D’un point de vue chrono-culturel, si l’on se réfère à la synthèse de Thierry Ducrocq sur le Mésolithique du Bassin de la Somme (Ducrocq, 2001, p. 223-224), la période comprise entre 7800 et 6100 BP est caractérisée par des trapèzes et un débitage de type Montbani ce qui n’est pas le cas des séries du site de Beaurainville. Entre 7800 et 7500 BP, il note que les industries de transition marquant le passage entre le style de Coincy et celui de Montbani sont males connues. La datation récente du site pourrait témoigner d’une perduration du débitage de style de Coincy et situer chronologiquement la ou les occupations dans cette phase de transition.
D’un point du vue environnemental, les datations 14C place l’occupation du site au moment de l’événement climatique 6200 marqué par une baisse des températures liée à une altération de la circulation des courants dans l’Atlantique.
La présence de restes osseux dont une cheville osseuse d’aurochs intacte, les nucléus et les esquilles notamment témoignent de la coexistence de plusieurs activités sur le site. L’importance des pièces brûlées qui représentent plus de 50 % attestent la proximité immédiate de structures de combustion. Le diagnostic du collège Belrem vient confirmer ce qui avait déjà été perçu au lieu dit La Mort situé 300 mètres au sud-est. Les occupations présentent une large gamme d’activités qui pourraient correspondre à un site étendue de type camp de base.
Le potentiel archéologique est donc exceptionnel sur trois plans : la conservation des mobiliers osseux et des structures, l’étendue du site et son positionnement chrono-culturel à la transition du premier et du second Mésolithique.
Bibliographie
DUCROCQ 2001 : DUCROCQ (T.). Le Mésolithique du bassin de la Somme. Insertion dans un cadre morpho-stratigraphique, environnemental et chrono-culturel. Volume 7, éditions Centre d’études et de Recherches préhistoriques., 2001, 255 pages., 200 figures, 39 tab.

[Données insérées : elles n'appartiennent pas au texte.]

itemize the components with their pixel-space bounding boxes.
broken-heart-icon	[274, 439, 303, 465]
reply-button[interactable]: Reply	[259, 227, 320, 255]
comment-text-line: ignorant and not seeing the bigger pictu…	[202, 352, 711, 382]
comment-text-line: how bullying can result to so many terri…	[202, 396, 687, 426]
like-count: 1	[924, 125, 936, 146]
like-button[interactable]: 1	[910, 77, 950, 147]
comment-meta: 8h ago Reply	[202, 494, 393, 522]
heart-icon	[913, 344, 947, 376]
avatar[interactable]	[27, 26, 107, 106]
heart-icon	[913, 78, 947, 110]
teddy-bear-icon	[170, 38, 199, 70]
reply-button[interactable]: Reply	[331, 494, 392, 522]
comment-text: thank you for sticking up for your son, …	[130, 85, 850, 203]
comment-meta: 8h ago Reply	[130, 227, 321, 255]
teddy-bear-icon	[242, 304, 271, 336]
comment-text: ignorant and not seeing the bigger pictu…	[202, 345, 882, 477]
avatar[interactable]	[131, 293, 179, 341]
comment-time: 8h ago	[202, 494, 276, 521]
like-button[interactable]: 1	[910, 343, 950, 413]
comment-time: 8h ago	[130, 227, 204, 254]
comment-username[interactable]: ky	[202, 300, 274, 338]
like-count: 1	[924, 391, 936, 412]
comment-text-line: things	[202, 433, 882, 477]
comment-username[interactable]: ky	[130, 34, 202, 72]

ROUTIER et al. 2007 : ROUTIER, Beaurainville. Lieu-dit : La Mort Projet Belrem nord et Belrem sud. Rapport de diagnostic. INRAP Nord-Picardie, 2008, 63 pages
Référence du rapport
FRANÇOIS (S.), MEURISSE-FORT (M.), LACHAUD (C.). Beaurainville (Pas-de-Calais), Rue des écoles, Collège Belrem. Rapport final d'opération de diagnostic. Dainville : Centre départemental d'Archéologie du Pas-de-Calais, 2012. 110 p., 44 fig.
Mots-clés
Mésolithique, Pas-de-Calais, Canche, Beaurainville, niveau organique, lithique, faune, aurochs, c14, fosse.